Sheridan’s main street (M-66) to be ‘recycled’

By Mike Taylor • Last Updated 10:01 am on Wednesday, August 14, 2013

SHERIDAN — At least some of the blacktop being milled up from Sheridan’s main street (M-66) will soon find its way into other village projects.

At Tuesday evening’s meeting, village council members voted to purchase several tons of the millings from Michigan Department of Transportation contractors, which is overseeing the road improvement project there. According to Village Superintendent Doug Lane, the millings may be purchased for $7 per ton, far less than the $20 per yard the material usually goes for.

“There are a few places around town we could use (the millings),” Lane said. “We’ve built all this stuff down at the park, the pavilion and stuff. My thoughts are we could use some of those millings and skin some sod off the top (for additional parking). That area was all parking for years; there’s a good base there.”

Councilman Don Nassif questioned whether the property could be altered, since it is technically designated a wetland. Nassif expressed concern that the village would be prohibited from adding the millings by the Department of Environmental Quality (DEQ).

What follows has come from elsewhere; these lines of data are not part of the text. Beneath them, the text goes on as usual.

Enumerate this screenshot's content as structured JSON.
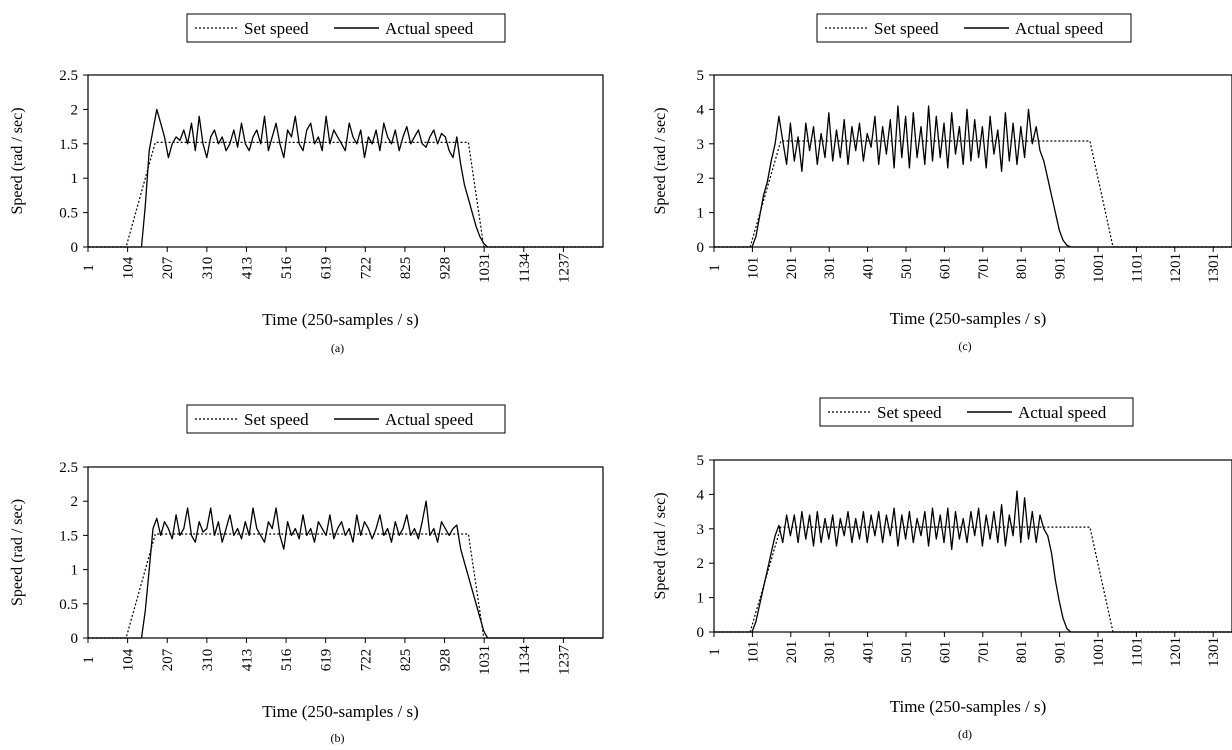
{
  "chart_data": [
    {
      "id": "a",
      "type": "line",
      "caption": "(a)",
      "xlabel": "Time (250-samples / s)",
      "ylabel": "Speed (rad / sec)",
      "x_ticks": [
        "1",
        "104",
        "207",
        "310",
        "413",
        "516",
        "619",
        "722",
        "825",
        "928",
        "1031",
        "1134",
        "1237"
      ],
      "xlim": [
        1,
        1340
      ],
      "ylim": [
        0,
        2.5
      ],
      "y_ticks": [
        "0",
        "0.5",
        "1",
        "1.5",
        "2",
        "2.5"
      ],
      "legend": {
        "placement": "top-center",
        "entries": [
          "Set speed",
          "Actual speed"
        ]
      },
      "series": [
        {
          "name": "Set speed",
          "style": "dotted",
          "x": [
            1,
            100,
            176,
            990,
            1030,
            1340
          ],
          "y": [
            0,
            0,
            1.52,
            1.52,
            0,
            0
          ]
        },
        {
          "name": "Actual speed",
          "style": "solid",
          "x": [
            1,
            140,
            150,
            160,
            170,
            180,
            190,
            200,
            210,
            220,
            230,
            240,
            250,
            260,
            270,
            280,
            290,
            300,
            310,
            320,
            330,
            340,
            350,
            360,
            370,
            380,
            390,
            400,
            410,
            420,
            430,
            440,
            450,
            460,
            470,
            480,
            490,
            500,
            510,
            520,
            530,
            540,
            550,
            560,
            570,
            580,
            590,
            600,
            610,
            620,
            630,
            640,
            650,
            660,
            670,
            680,
            690,
            700,
            710,
            720,
            730,
            740,
            750,
            760,
            770,
            780,
            790,
            800,
            810,
            820,
            830,
            840,
            850,
            860,
            870,
            880,
            890,
            900,
            910,
            920,
            930,
            940,
            950,
            960,
            970,
            980,
            990,
            1000,
            1010,
            1020,
            1030,
            1040,
            1340
          ],
          "y": [
            0,
            0,
            0.6,
            1.4,
            1.7,
            2.0,
            1.8,
            1.6,
            1.3,
            1.5,
            1.6,
            1.55,
            1.7,
            1.5,
            1.8,
            1.4,
            1.9,
            1.5,
            1.3,
            1.6,
            1.7,
            1.5,
            1.6,
            1.4,
            1.5,
            1.7,
            1.45,
            1.8,
            1.5,
            1.4,
            1.6,
            1.7,
            1.5,
            1.9,
            1.4,
            1.6,
            1.8,
            1.5,
            1.3,
            1.7,
            1.6,
            1.9,
            1.5,
            1.4,
            1.7,
            1.8,
            1.5,
            1.6,
            1.4,
            1.9,
            1.5,
            1.7,
            1.6,
            1.5,
            1.4,
            1.8,
            1.6,
            1.5,
            1.7,
            1.3,
            1.6,
            1.5,
            1.7,
            1.4,
            1.8,
            1.6,
            1.5,
            1.7,
            1.4,
            1.6,
            1.75,
            1.5,
            1.6,
            1.7,
            1.5,
            1.45,
            1.6,
            1.7,
            1.5,
            1.65,
            1.6,
            1.4,
            1.3,
            1.6,
            1.2,
            0.9,
            0.7,
            0.5,
            0.3,
            0.15,
            0.05,
            0,
            0
          ]
        }
      ]
    },
    {
      "id": "b",
      "type": "line",
      "caption": "(b)",
      "xlabel": "Time (250-samples / s)",
      "ylabel": "Speed (rad / sec)",
      "x_ticks": [
        "1",
        "104",
        "207",
        "310",
        "413",
        "516",
        "619",
        "722",
        "825",
        "928",
        "1031",
        "1134",
        "1237"
      ],
      "xlim": [
        1,
        1340
      ],
      "ylim": [
        0,
        2.5
      ],
      "y_ticks": [
        "0",
        "0.5",
        "1",
        "1.5",
        "2",
        "2.5"
      ],
      "legend": {
        "placement": "top-center",
        "entries": [
          "Set speed",
          "Actual speed"
        ]
      },
      "series": [
        {
          "name": "Set speed",
          "style": "dotted",
          "x": [
            1,
            100,
            176,
            990,
            1030,
            1340
          ],
          "y": [
            0,
            0,
            1.52,
            1.52,
            0,
            0
          ]
        },
        {
          "name": "Actual speed",
          "style": "solid",
          "x": [
            1,
            140,
            150,
            160,
            170,
            180,
            190,
            200,
            210,
            220,
            230,
            240,
            250,
            260,
            270,
            280,
            290,
            300,
            310,
            320,
            330,
            340,
            350,
            360,
            370,
            380,
            390,
            400,
            410,
            420,
            430,
            440,
            450,
            460,
            470,
            480,
            490,
            500,
            510,
            520,
            530,
            540,
            550,
            560,
            570,
            580,
            590,
            600,
            610,
            620,
            630,
            640,
            650,
            660,
            670,
            680,
            690,
            700,
            710,
            720,
            730,
            740,
            750,
            760,
            770,
            780,
            790,
            800,
            810,
            820,
            830,
            840,
            850,
            860,
            870,
            880,
            890,
            900,
            910,
            920,
            930,
            940,
            950,
            960,
            970,
            980,
            990,
            1000,
            1010,
            1020,
            1030,
            1040,
            1340
          ],
          "y": [
            0,
            0,
            0.4,
            1.0,
            1.6,
            1.75,
            1.5,
            1.7,
            1.6,
            1.45,
            1.8,
            1.5,
            1.6,
            1.9,
            1.5,
            1.4,
            1.7,
            1.55,
            1.6,
            1.9,
            1.5,
            1.7,
            1.4,
            1.6,
            1.8,
            1.5,
            1.6,
            1.45,
            1.7,
            1.5,
            1.9,
            1.6,
            1.5,
            1.4,
            1.7,
            1.6,
            1.9,
            1.5,
            1.3,
            1.7,
            1.5,
            1.6,
            1.45,
            1.8,
            1.5,
            1.6,
            1.4,
            1.7,
            1.6,
            1.5,
            1.8,
            1.45,
            1.6,
            1.7,
            1.5,
            1.6,
            1.4,
            1.8,
            1.5,
            1.7,
            1.6,
            1.45,
            1.6,
            1.8,
            1.5,
            1.6,
            1.4,
            1.7,
            1.5,
            1.6,
            1.8,
            1.5,
            1.6,
            1.45,
            1.7,
            2.0,
            1.5,
            1.6,
            1.4,
            1.7,
            1.6,
            1.5,
            1.6,
            1.65,
            1.3,
            1.1,
            0.9,
            0.7,
            0.5,
            0.3,
            0.1,
            0,
            0
          ]
        }
      ]
    },
    {
      "id": "c",
      "type": "line",
      "caption": "(c)",
      "xlabel": "Time (250-samples / s)",
      "ylabel": "Speed (rad / sec)",
      "x_ticks": [
        "1",
        "101",
        "201",
        "301",
        "401",
        "501",
        "601",
        "701",
        "801",
        "901",
        "1001",
        "1101",
        "1201",
        "1301"
      ],
      "xlim": [
        1,
        1350
      ],
      "ylim": [
        0,
        5
      ],
      "y_ticks": [
        "0",
        "1",
        "2",
        "3",
        "4",
        "5"
      ],
      "legend": {
        "placement": "top-center",
        "entries": [
          "Set speed",
          "Actual speed"
        ]
      },
      "series": [
        {
          "name": "Set speed",
          "style": "dotted",
          "x": [
            1,
            95,
            175,
            980,
            1040,
            1350
          ],
          "y": [
            0,
            0,
            3.08,
            3.08,
            0,
            0
          ]
        },
        {
          "name": "Actual speed",
          "style": "solid",
          "x": [
            1,
            100,
            110,
            120,
            130,
            140,
            150,
            160,
            170,
            180,
            190,
            200,
            210,
            220,
            230,
            240,
            250,
            260,
            270,
            280,
            290,
            300,
            310,
            320,
            330,
            340,
            350,
            360,
            370,
            380,
            390,
            400,
            410,
            420,
            430,
            440,
            450,
            460,
            470,
            480,
            490,
            500,
            510,
            520,
            530,
            540,
            550,
            560,
            570,
            580,
            590,
            600,
            610,
            620,
            630,
            640,
            650,
            660,
            670,
            680,
            690,
            700,
            710,
            720,
            730,
            740,
            750,
            760,
            770,
            780,
            790,
            800,
            810,
            820,
            830,
            840,
            850,
            860,
            870,
            880,
            890,
            900,
            910,
            920,
            930,
            940,
            950,
            960,
            970,
            980,
            990,
            1000,
            1010,
            1020,
            1030,
            1040,
            1050,
            1350
          ],
          "y": [
            0,
            0,
            0.3,
            0.9,
            1.5,
            1.9,
            2.5,
            3.0,
            3.8,
            3.1,
            2.4,
            3.6,
            2.5,
            3.2,
            2.2,
            3.6,
            2.8,
            3.5,
            2.4,
            3.3,
            2.6,
            3.9,
            2.5,
            3.4,
            2.6,
            3.7,
            2.4,
            3.5,
            2.8,
            3.6,
            2.5,
            3.3,
            2.9,
            3.8,
            2.4,
            3.5,
            2.7,
            3.7,
            2.3,
            4.1,
            2.6,
            3.8,
            2.3,
            3.9,
            2.6,
            3.5,
            2.4,
            4.1,
            2.5,
            3.8,
            2.6,
            3.6,
            2.3,
            3.9,
            2.7,
            3.5,
            2.4,
            4.0,
            2.5,
            3.7,
            2.6,
            3.5,
            2.3,
            3.8,
            2.7,
            3.4,
            2.2,
            3.9,
            2.5,
            3.6,
            2.4,
            3.5,
            2.6,
            4.0,
            3.0,
            3.5,
            2.8,
            2.5,
            2.0,
            1.5,
            1.0,
            0.5,
            0.2,
            0.05,
            0,
            0,
            0,
            0,
            0,
            0,
            0,
            0,
            0,
            0,
            0,
            0,
            0,
            0
          ]
        }
      ]
    },
    {
      "id": "d",
      "type": "line",
      "caption": "(d)",
      "xlabel": "Time (250-samples / s)",
      "ylabel": "Speed (rad / sec)",
      "x_ticks": [
        "1",
        "101",
        "201",
        "301",
        "401",
        "501",
        "601",
        "701",
        "801",
        "901",
        "1001",
        "1101",
        "1201",
        "1301"
      ],
      "xlim": [
        1,
        1350
      ],
      "ylim": [
        0,
        5
      ],
      "y_ticks": [
        "0",
        "1",
        "2",
        "3",
        "4",
        "5"
      ],
      "legend": {
        "placement": "top-center",
        "entries": [
          "Set speed",
          "Actual speed"
        ]
      },
      "series": [
        {
          "name": "Set speed",
          "style": "dotted",
          "x": [
            1,
            95,
            175,
            980,
            1040,
            1350
          ],
          "y": [
            0,
            0,
            3.05,
            3.05,
            0,
            0
          ]
        },
        {
          "name": "Actual speed",
          "style": "solid",
          "x": [
            1,
            100,
            110,
            120,
            130,
            140,
            150,
            160,
            170,
            180,
            190,
            200,
            210,
            220,
            230,
            240,
            250,
            260,
            270,
            280,
            290,
            300,
            310,
            320,
            330,
            340,
            350,
            360,
            370,
            380,
            390,
            400,
            410,
            420,
            430,
            440,
            450,
            460,
            470,
            480,
            490,
            500,
            510,
            520,
            530,
            540,
            550,
            560,
            570,
            580,
            590,
            600,
            610,
            620,
            630,
            640,
            650,
            660,
            670,
            680,
            690,
            700,
            710,
            720,
            730,
            740,
            750,
            760,
            770,
            780,
            790,
            800,
            810,
            820,
            830,
            840,
            850,
            860,
            870,
            880,
            890,
            900,
            910,
            920,
            930,
            940,
            950,
            960,
            970,
            980,
            990,
            1000,
            1010,
            1020,
            1030,
            1040,
            1050,
            1350
          ],
          "y": [
            0,
            0,
            0.3,
            0.8,
            1.3,
            1.8,
            2.3,
            2.8,
            3.1,
            2.6,
            3.4,
            2.8,
            3.4,
            2.6,
            3.5,
            2.7,
            3.4,
            2.5,
            3.5,
            2.6,
            3.3,
            2.7,
            3.4,
            2.5,
            3.3,
            2.8,
            3.5,
            2.6,
            3.3,
            2.7,
            3.5,
            2.6,
            3.4,
            2.8,
            3.5,
            2.6,
            3.4,
            2.8,
            3.6,
            2.5,
            3.4,
            2.7,
            3.5,
            2.6,
            3.3,
            2.8,
            3.5,
            2.5,
            3.6,
            2.7,
            3.4,
            2.6,
            3.6,
            2.4,
            3.5,
            2.7,
            3.3,
            2.6,
            3.5,
            2.8,
            3.6,
            2.5,
            3.4,
            2.7,
            3.5,
            2.6,
            3.7,
            2.5,
            3.4,
            2.8,
            4.1,
            2.6,
            3.9,
            2.7,
            3.5,
            2.6,
            3.4,
            3.0,
            2.8,
            2.3,
            1.5,
            0.9,
            0.4,
            0.1,
            0,
            0,
            0,
            0,
            0,
            0,
            0,
            0,
            0,
            0,
            0,
            0,
            0,
            0
          ]
        }
      ]
    }
  ]
}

Village President Susan Wyckoff-McFarland also noted the shortage of parking at the park, particularly when boat trailers are left near the boat launch.

“The other night there were five or six boats out there and it was a real problem,” Wyckoff-McFarland said.

Lane pointed out that the millings also could be used at several other spots around town to patch rough roads in need of repair.

“I would think $2,000 would get us where we need to be,” Lane said. “That would give us five or six loads.”

Lane added that the parking issue at the park would have to be addressed eventually, however.

“We have a new pavilion there that will hold 75 people and parking for three cars,” he said.

In other business, the council again addressed the issue of a decorative clock for the soon to be refurbished main street. The idea had previously been tabled because the cost of the clock — $22,000 — was deemed too expensive for the village budget to bear.

Since then, however, Lane has done some research and found a clock similar to the one first considered, but at about half the price. Also, both Lane and Wyckoff-McFarland have been approached by village residents willing to donate money for the clock’s purchase.

“Between Doug and I, we’ve had at least 12 people saying they want to donate,” Wyckoff-McFarland said.

Lane had already opted to allow Consumers Energy — contracted for the electrical work on the street improvement project — to install the electrical infrastructure for the clock.

Finally, the council heard from Nassif regarding additional dog ordinances for the village. At last month’s meeting, a village resident brought several dog-related complaints to the council’s attention, asking for stricter animal control regulations within village limits.

After looking into the matter, Nassif determined that county regulations, some which won’t go into affect until March 2014, would better serve to address these concerns.

“I don’t think we need to take on the issue,” Nassif said. “We’re not set up to handle animal control. Also, we’re not set up to enforce an animal control ordinance. I think the county is on track with their ordinances.”

Nassif pointed out that any ordinance the village adopted would simply be a duplication of efforts already in the works on the county level.

The Sheridan Village Council next meets at 7:30 p.m. Sept. 10.